月と太陽の黄経差
カテゴリ:月・朔弦望
前回 Inkscape で作った図形を使って、その図形の検証を兼ねて説明してみる。今回は、太陽の動きを除外して単純化した『月と太陽の黄経差』を見てみる。
朔(新月):
朔(新月)とは、月と太陽の黄経差が 0度になった瞬間であり、朔の瞬間を含む日を朔日(旧暦の一日[ついたち])という。この図形では月と太陽を重ねたイメージ(つまり日食のイメージ)で表現しているが、これは『日食は朔日に起こる』ことを示している。もちろん、朔日に毎回日食が起こるわけではないし、朔の瞬間が日本時間の正午になるとは限らない。
この図から分かることは、新月は昼間の青空のどこかに紛れているので、地上から見ることは出来ない、つまり新月が真夜中の空に浮かぶことは絶対に無い…ということ。
上弦(半月):
上弦(半月)は、月と太陽の黄経差が 90度になった時に見える。月齢は平均 7.5 ぐらい。黄経差が 90度というのは、太陽が沈んだ時刻に南中することを意味する。日没の頃、南に半月が見えていれば、その月は上弦(頃)の月ってことになる。
望(満月):
望(満月)は、月と太陽の黄経差が 180度になった時に見える。月齢は平均 15 ぐらい。黄経差が 180度というのは、真夜中に南中することを意味する。満月は日没の頃に、太陽と入れ替わるように東から昇ってくる。月食が起こるのも満月の日と決まっている。
下弦(半月):
下弦(半月)は、月と太陽の黄経差が 270度になった時に見える。月齢は平均 22.5 ぐらい。黄経差が 270度というのは、月の出は深夜 0時頃で、日の出頃に南中する。下弦の月は、人が寝静まった後でひっそり昇り、南中後は太陽の光に紛れてしまい昼頃には沈んでしまう。なので、めったに見ることはできない。

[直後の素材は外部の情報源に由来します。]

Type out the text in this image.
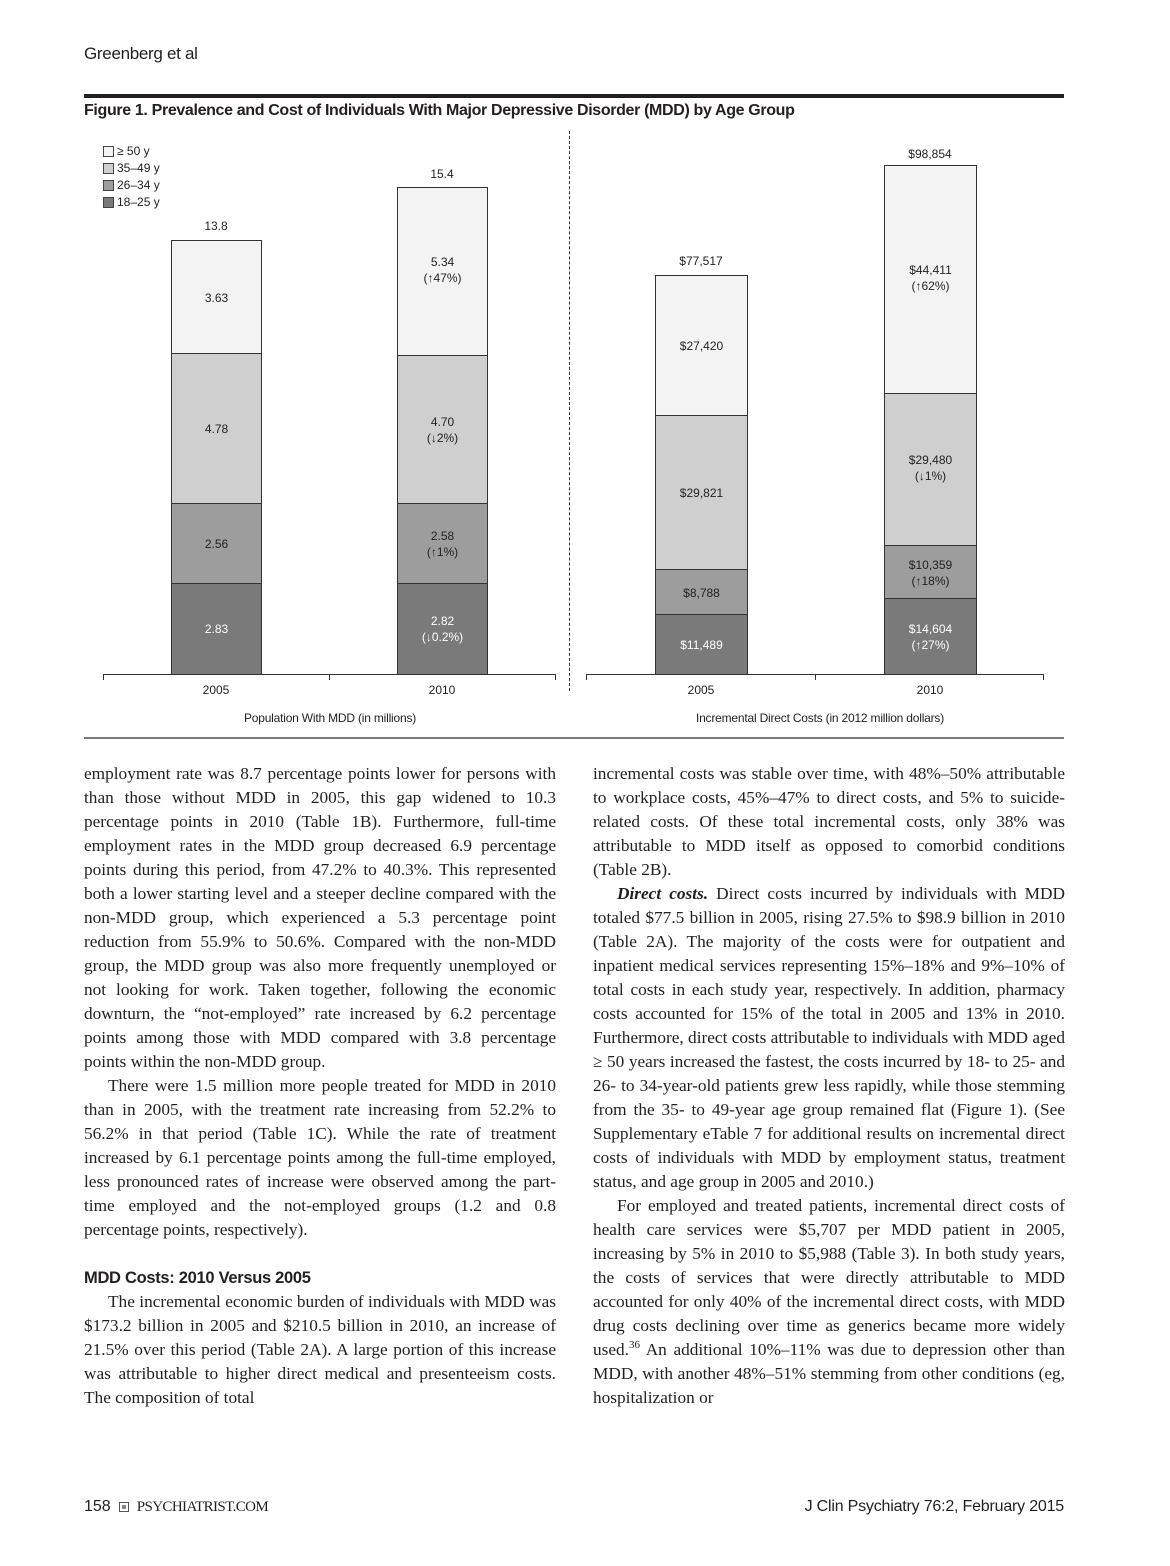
Greenberg et al
Figure 1. Prevalence and Cost of Individuals With Major Depressive Disorder (MDD) by Age Group
≥ 50 y
35–49 y
26–34 y
18–25 y
13.8
3.63
4.78
2.56
2.83
15.4
5.34
(↑47%)
4.70
(↓2%)
2.58
(↑1%)
2.82
(↓0.2%)
2005	2010
Population With MDD (in millions)
$77,517
$27,420
$29,821
$8,788
$11,489
$98,854
$44,411
(↑62%)
$29,480
(↓1%)
$10,359
(↑18%)
$14,604
(↑27%)
2005	2010
Incremental Direct Costs (in 2012 million dollars)

employment rate was 8.7 percentage points lower for persons with than those without MDD in 2005, this gap widened to 10.3 percentage points in 2010 (Table 1B). Furthermore, full-time employment rates in the MDD group decreased 6.9 percentage points during this period, from 47.2% to 40.3%. This represented both a lower starting level and a steeper decline compared with the non-MDD group, which experienced a 5.3 percentage point reduction from 55.9% to 50.6%. Compared with the non-MDD group, the MDD group was also more frequently unemployed or not looking for work. Taken together, following the economic downturn, the “not-employed” rate increased by 6.2 percentage points among those with MDD compared with 3.8 percentage points within the non-MDD group.

There were 1.5 million more people treated for MDD in 2010 than in 2005, with the treatment rate increasing from 52.2% to 56.2% in that period (Table 1C). While the rate of treatment increased by 6.1 percentage points among the full-time employed, less pronounced rates of increase were observed among the part-time employed and the not-employed groups (1.2 and 0.8 percentage points, respectively).

MDD Costs: 2010 Versus 2005

The incremental economic burden of individuals with MDD was $173.2 billion in 2005 and $210.5 billion in 2010, an increase of 21.5% over this period (Table 2A). A large portion of this increase was attributable to higher direct medical and presenteeism costs. The composition of total

incremental costs was stable over time, with 48%–50% attributable to workplace costs, 45%–47% to direct costs, and 5% to suicide-related costs. Of these total incremental costs, only 38% was attributable to MDD itself as opposed to comorbid conditions (Table 2B).

Direct costs. Direct costs incurred by individuals with MDD totaled $77.5 billion in 2005, rising 27.5% to $98.9 billion in 2010 (Table 2A). The majority of the costs were for outpatient and inpatient medical services representing 15%–18% and 9%–10% of total costs in each study year, respectively. In addition, pharmacy costs accounted for 15% of the total in 2005 and 13% in 2010. Furthermore, direct costs attributable to individuals with MDD aged ≥ 50 years increased the fastest, the costs incurred by 18- to 25- and 26- to 34-year-old patients grew less rapidly, while those stemming from the 35- to 49-year age group remained flat (Figure 1). (See Supplementary eTable 7 for additional results on incremental direct costs of individuals with MDD by employment status, treatment status, and age group in 2005 and 2010.)

For employed and treated patients, incremental direct costs of health care services were $5,707 per MDD patient in 2005, increasing by 5% in 2010 to $5,988 (Table 3). In both study years, the costs of services that were directly attributable to MDD accounted for only 40% of the incremental direct costs, with MDD drug costs declining over time as generics became more widely used.$^{36}$ An additional 10%–11% was due to depression other than MDD, with another 48%–51% stemming from other conditions (eg, hospitalization or

158 PSYCHIATRIST.COM	J Clin Psychiatry 76:2, February 2015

ちなみに『モーニング・ムーン』というのは、下弦の頃の月だ。上弦の月が出るのは昼過ぎだし、月齢 3~7 ぐらいの上弦前の月は黄経差が小さく太陽と近い位置なので午前中はまず見れない。なので午前中に見える半月は、下弦(頃)の月と見て間違いない。
自分が見た限りでは、前回に作った朔望月早見盤に変な矛盾は無いと思った。次回は、二十四節気(太陽黄経)と月の関係について書きながら、朔望月早見盤の使い方についても、Inkscape の操作方法も交えて説明する予定。